SO2增强α-Fe2O3/H2O2蒸汽氧化燃煤烟气NO的反应机制研究

It is a significant action to develop the low-temperature denitrification technology of coal-fired flue gas for the sustainable development of national industry. The project aims to oxidize nitric oxide (NO) with hydroxyl radicals from the activation of hydrogen peroxide (H2O2) vapor over α-iron oxide (α-Fe2O3) catalyst so that the flue gas denitrification can be achieved. In the NO oxidation with the catalytic decomposition of H2O2 vapor over α-Fe2O3, the acidic and reductive SO2 performs an enhancement effect on the NO oxidation efficiencies. However, there are still huge challenges in clarifying the enhancement mechanism. With respect to those questions, the surface structure characterization, denitrification experiments, free radical scavenging experiments and catalytic kinetic studies with in situ sulfated α-Fe2O3 will be carried out in this project. The correlations between the surface acidity, electronic state, surface defects of catalysts and NO removal efficiencies will be evaluated. The acid-catalyzed mechanism of H2O2 activation over the in situ sulfated α-Fe2O3 is elucidated. In addition, the reaction path of SO2-enhanced NO oxidation with the H2O2 activated by sulfated α-Fe2O3 will be analyzed and consequently, the reduction mechanism of SO2 will be illuminated. This study focuses on the mechanism of SO2-enhanced NO oxidation with catalytic decomposition H2O2 vapor over α-Fe2O3, and meanwhile provides a theoretical guidance for the development of novel low-temperature denitrification technology.
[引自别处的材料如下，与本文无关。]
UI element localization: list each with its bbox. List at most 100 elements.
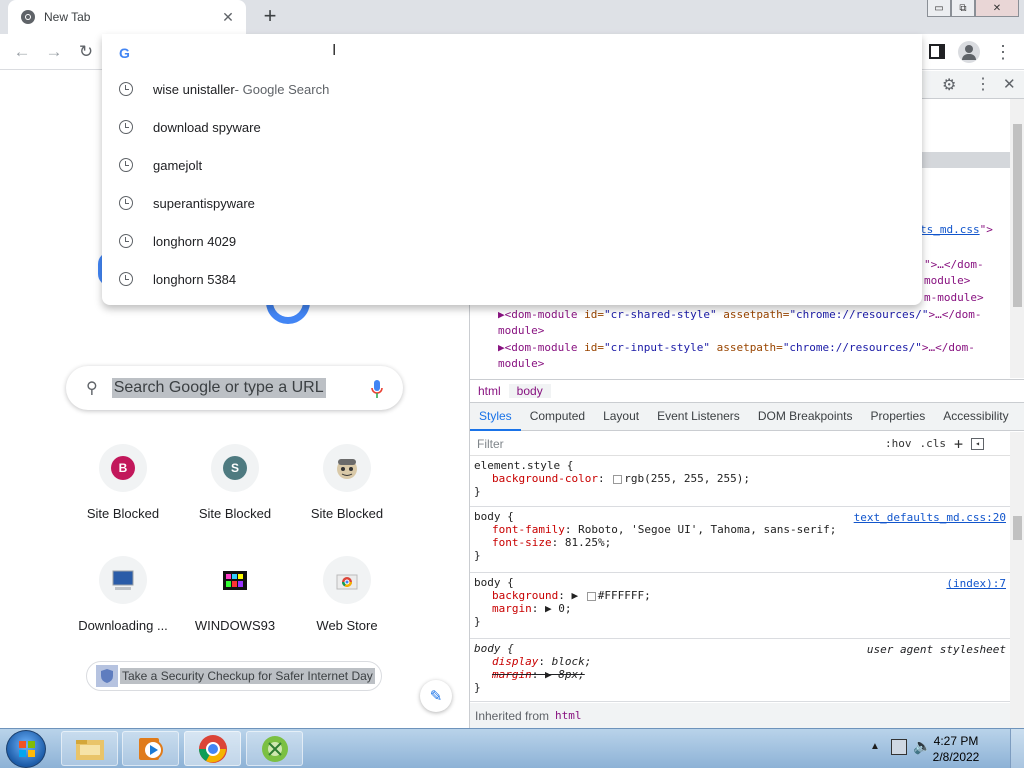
rule-source-link[interactable]: text_defaults_md.css:20 xyxy=(854,511,1006,524)
ntp-search-box[interactable]: ⚲ Search Google or type a URL xyxy=(66,366,403,410)
rule-source: user agent stylesheet xyxy=(866,643,1006,656)
tab-properties[interactable]: Properties xyxy=(862,409,935,430)
start-button[interactable] xyxy=(6,730,46,768)
cls-button[interactable]: .cls xyxy=(920,437,947,450)
toggle-sidebar-icon[interactable]: ◂ xyxy=(971,437,985,450)
show-hidden-icons[interactable]: ▲ xyxy=(870,741,880,752)
css-rule: body { text_defaults_md.css:20 font-fami… xyxy=(470,508,1010,573)
styles-scrollbar[interactable] xyxy=(1010,432,1024,728)
history-clock-icon xyxy=(119,272,133,286)
new-rule-plus-icon[interactable]: + xyxy=(954,435,963,453)
devtools-close-icon[interactable]: ✕ xyxy=(1003,75,1016,93)
rule-selector[interactable]: body { xyxy=(474,576,1006,589)
search-placeholder: Search Google or type a URL xyxy=(111,378,326,398)
forward-arrow-icon[interactable]: → xyxy=(42,40,66,64)
microphone-icon[interactable] xyxy=(371,379,383,398)
styles-filter-input[interactable]: Filter xyxy=(477,437,877,451)
back-arrow-icon[interactable]: ← xyxy=(10,40,34,64)
css-declaration[interactable]: font-family: Roboto, 'Segoe UI', Tahoma,… xyxy=(474,523,1006,536)
chrome-menu-icon[interactable]: ⋮ xyxy=(994,40,1012,64)
tab-close-icon[interactable]: ✕ xyxy=(220,9,236,26)
suggestion-item[interactable]: wise unistaller - Google Search xyxy=(102,70,922,108)
promo-text: Take a Security Checkup for Safer Intern… xyxy=(120,668,375,684)
settings-gear-icon[interactable]: ⚙ xyxy=(942,75,956,95)
restore-button[interactable]: ⧉ xyxy=(951,0,975,17)
suggestion-item[interactable]: longhorn 4029 xyxy=(102,222,922,260)
tab-computed[interactable]: Computed xyxy=(521,409,594,430)
system-clock[interactable]: 4:27 PM 2/8/2022 xyxy=(926,733,986,765)
history-clock-icon xyxy=(119,82,133,96)
shortcut-tile[interactable]: WINDOWS93 xyxy=(187,552,283,652)
css-declaration[interactable]: font-size: 81.25%; xyxy=(474,536,1006,549)
minimize-icon: ▭ xyxy=(934,2,944,14)
address-bar-input[interactable] xyxy=(146,40,906,64)
reload-icon[interactable]: ↻ xyxy=(74,40,98,64)
tab-dom-breakpoints[interactable]: DOM Breakpoints xyxy=(749,409,862,430)
network-icon[interactable] xyxy=(891,739,907,755)
taskbar-recycle-app[interactable] xyxy=(246,731,303,766)
hov-button[interactable]: :hov xyxy=(885,437,912,450)
chrome-web-store-icon xyxy=(336,574,358,590)
shortcut-icon-circle xyxy=(211,556,259,604)
taskbar-media-player[interactable] xyxy=(122,731,179,766)
shortcut-tile[interactable]: B Site Blocked xyxy=(75,440,171,540)
security-checkup-promo[interactable]: Take a Security Checkup for Safer Intern… xyxy=(86,661,382,691)
shortcut-tile[interactable]: Downloading ... xyxy=(75,552,171,652)
profile-avatar-icon[interactable] xyxy=(958,41,980,63)
inherited-tag[interactable]: html xyxy=(555,709,582,722)
rule-selector[interactable]: element.style { xyxy=(474,459,1006,472)
dom-line[interactable]: module> xyxy=(924,274,970,287)
breadcrumb-body[interactable]: body xyxy=(508,384,551,398)
letter-icon: B xyxy=(111,456,135,480)
dom-line[interactable]: m-module> xyxy=(924,291,984,304)
css-declaration: display: block; xyxy=(492,655,592,668)
dom-line[interactable]: ▶<dom-module id="cr-input-style" assetpa… xyxy=(498,341,975,354)
suggestion-item[interactable]: superantispyware xyxy=(102,184,922,222)
chrome-icon xyxy=(21,10,35,24)
side-panel-icon[interactable] xyxy=(929,44,945,59)
clock-time: 4:27 PM xyxy=(933,734,979,748)
devtools-menu-icon[interactable]: ⋮ xyxy=(975,74,991,94)
shortcut-tile[interactable]: S Site Blocked xyxy=(187,440,283,540)
taskbar-explorer[interactable] xyxy=(61,731,118,766)
shortcut-tile[interactable]: Web Store xyxy=(299,552,395,652)
rule-close-brace: } xyxy=(474,549,481,562)
breadcrumb-html[interactable]: html xyxy=(470,384,509,398)
suggestion-item[interactable]: longhorn 5384 xyxy=(102,260,922,298)
taskbar-chrome[interactable] xyxy=(184,731,241,766)
text-cursor-icon: I xyxy=(332,42,337,59)
css-declaration[interactable]: background-color: rgb(255, 255, 255); xyxy=(474,472,1006,485)
shield-icon xyxy=(96,665,118,687)
elements-scrollbar[interactable] xyxy=(1010,99,1024,378)
color-swatch-icon[interactable] xyxy=(586,591,596,601)
tab-accessibility[interactable]: Accessibility xyxy=(934,409,1017,430)
rule-source-link[interactable]: (index):7 xyxy=(946,577,1006,590)
windows93-icon xyxy=(223,571,247,590)
dom-line[interactable]: ▶<dom-module id="cr-shared-style" assetp… xyxy=(498,308,982,321)
tab-styles[interactable]: Styles xyxy=(470,409,521,431)
suggestion-text: gamejolt xyxy=(153,157,203,173)
tab-layout[interactable]: Layout xyxy=(594,409,648,430)
tab-new-tab[interactable]: New Tab ✕ xyxy=(8,0,246,34)
shortcut-icon-circle xyxy=(323,444,371,492)
face-icon xyxy=(337,459,357,479)
suggestion-text: longhorn 5384 xyxy=(153,271,237,287)
show-desktop-button[interactable] xyxy=(1010,729,1024,768)
dom-line[interactable]: ">…</dom- xyxy=(924,258,984,271)
minimize-button[interactable]: ▭ xyxy=(927,0,951,17)
color-swatch-icon[interactable] xyxy=(613,474,623,484)
css-declaration[interactable]: margin: ▶ 0; xyxy=(474,602,1006,615)
new-tab-plus-icon[interactable]: + xyxy=(258,5,282,29)
suggestion-item[interactable]: download spyware xyxy=(102,108,922,146)
styles-filter-row: Filter :hov .cls + ◂ xyxy=(470,432,1010,456)
css-declaration[interactable]: background: ▶ #FFFFFF; xyxy=(474,589,1006,602)
shortcut-tile[interactable]: Site Blocked xyxy=(299,440,395,540)
dom-line[interactable]: module> xyxy=(498,357,544,370)
suggestion-item[interactable]: gamejolt xyxy=(102,146,922,184)
tab-event-listeners[interactable]: Event Listeners xyxy=(648,409,749,430)
customize-pencil-icon[interactable]: ✎ xyxy=(420,680,452,712)
shortcut-icon-circle: S xyxy=(211,444,259,492)
dom-line[interactable]: ts_md.css"> xyxy=(920,223,993,236)
dom-line[interactable]: module> xyxy=(498,324,544,337)
close-window-button[interactable]: ✕ xyxy=(975,0,1019,17)
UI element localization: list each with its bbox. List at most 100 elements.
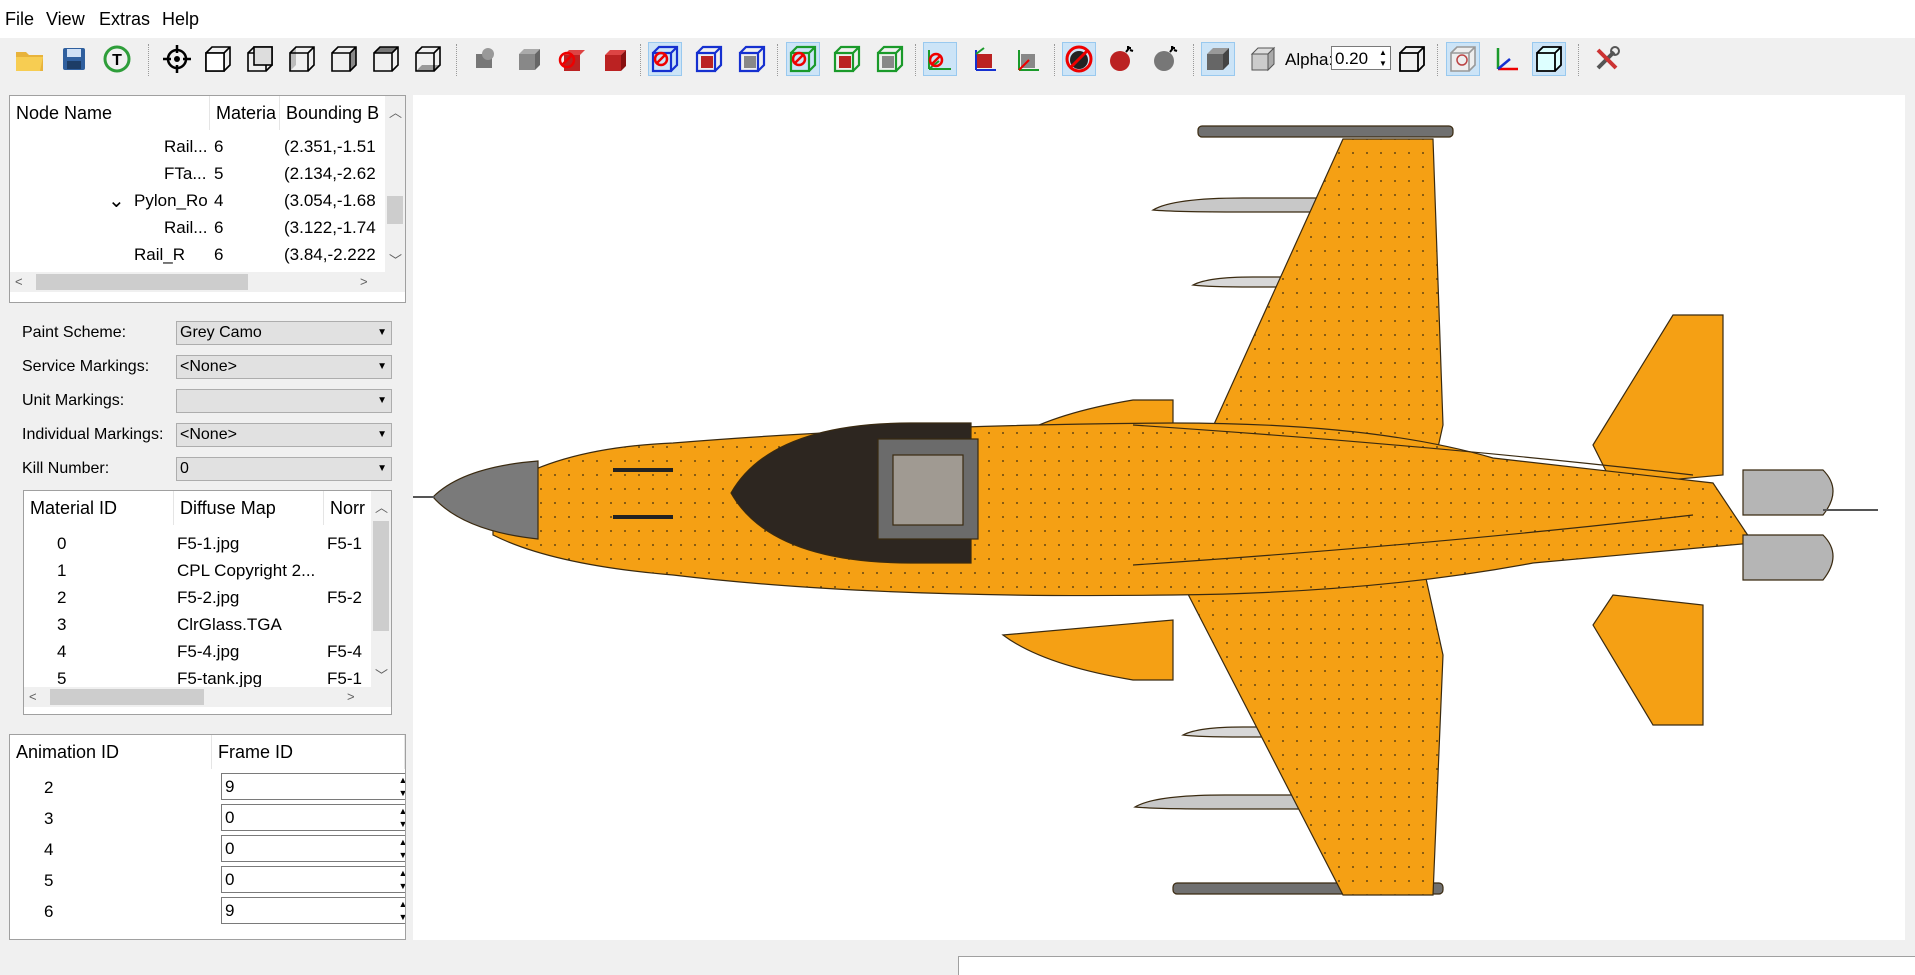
column-header-node-name[interactable]: Node Name [10, 96, 210, 130]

研发燃煤烟气低温脱硝技术是实现我国工业绿色发展的重要举措。本项目致力于以α-氧化铁（α-Fe2O3）催化剂活化过氧化氢（H2O2）蒸汽产生羟基自由基，进一步氧化一氧化氮（NO），实现燃煤烟气脱硝。在α-Fe2O3活化H2O2蒸汽氧化NO的过程中，烟气中具有酸性和还原性的SO2会增强NO氧化效率，厘清强化机制仍然存在巨大挑战。本项目以原位硫酸化α-Fe2O3为催化剂，采用表面结构表征、脱硝实验、自由基清除实验和催化机理动力学的方法，研究表面结构与NO氧化的相关性，确定SO2对H2O2蒸汽活化的酸催化机制；进而解析SO2存在时的NO氧化反应路径，阐明SO2对H2O2蒸汽活化的还原机制。本研究聚焦烟气中SO2对α-Fe2O3活化H2O2蒸汽氧化NO的强化机制，为研发燃煤烟气低温脱硝工艺提供科学指导。

研发低温工业废气中氮氧化物减排技术是大气污染治理领域的重要方向之一，也是“十四五”工作计划中关于细颗粒物和臭氧协同控制、基本消除重污染天气的重要方向。本项目围绕SO2增强α-Fe2O3活化H2O2脱除低温烟气NO的机理开展，开展性能测试、结构表征、动力学模拟等实验，以解释增强反应性能的关键结构和限速步骤。重要结果及关键数据阐述如下：（1）开展SO2对不同H2O2活化手段脱硝的影响规律研究。以SiO2为活化介质的热活化H2O2蒸汽脱硝研究，当反应温度为400℃，H2O2/NO摩尔比为3.10时，脱硝效率69%（0 ppm SO2）提升至91%（2000 ppm SO2）。进而，开展Fe2O3/SiO2活化H2O2的低温脱硝实验，当反应温度为140℃，H2O2/NO摩尔比为3.10时，Fe2O3/SiO2活化H2O2脱硝效率31%（0 ppm SO2）提升至95%（2000 ppm SO2），证明对于热活化H2O2脱硝或是Fe2O3/SiO2活化H2O2脱硝，SO2均起到明显的增强作用，且对Fe2O3/SiO2活化H2O2脱硝反应体系的增强作用更显著。SEM-EDS、UV-Vis DRS、XPS等表征分析以及自由基清除实验结果表明SO2在催化剂表面氧化成H2SO4，进而H2SO4在H2O2活化产生•OH反应路径中表现为改变中间活性物种的作用。（2）“预处理-脱硝”分步实验和SO2饱和滴定实验结果表明SO2在催化剂表面快速吸附氧化，得到的H2SO4是促进脱硝性能的关键，H2O2和NO的氧化产物，如NO2和HNO3，能将SO2氧化成H2SO4，从而加速H2O2活化产生•OH。然而，同时研究也发现，SO2的还原性对Fe2O3活化H2O2氧化NO反应起抑制作用。（3）开展预硫酸化Fe2O3/SiO2活化H2O2氧化NO反应动力学研究。分别假设反应步骤和脱附步骤为反应的限速步骤，基于最优拟合结果推测H2SO4的强酸性作用会加速H2O2分解产生•OH，使得反应决速步骤表现为NO氧化中间物种的再氧化反应成为NO氧化反应的控速步骤。综上，申请人围绕SO2对H2O2在α-Fe2O3表面活化形成•OH氧化NO的增强机制进行了细致、深入的探索，研究成果为研发新型低温抗硫脱硝工艺奠定了一定的理论基础。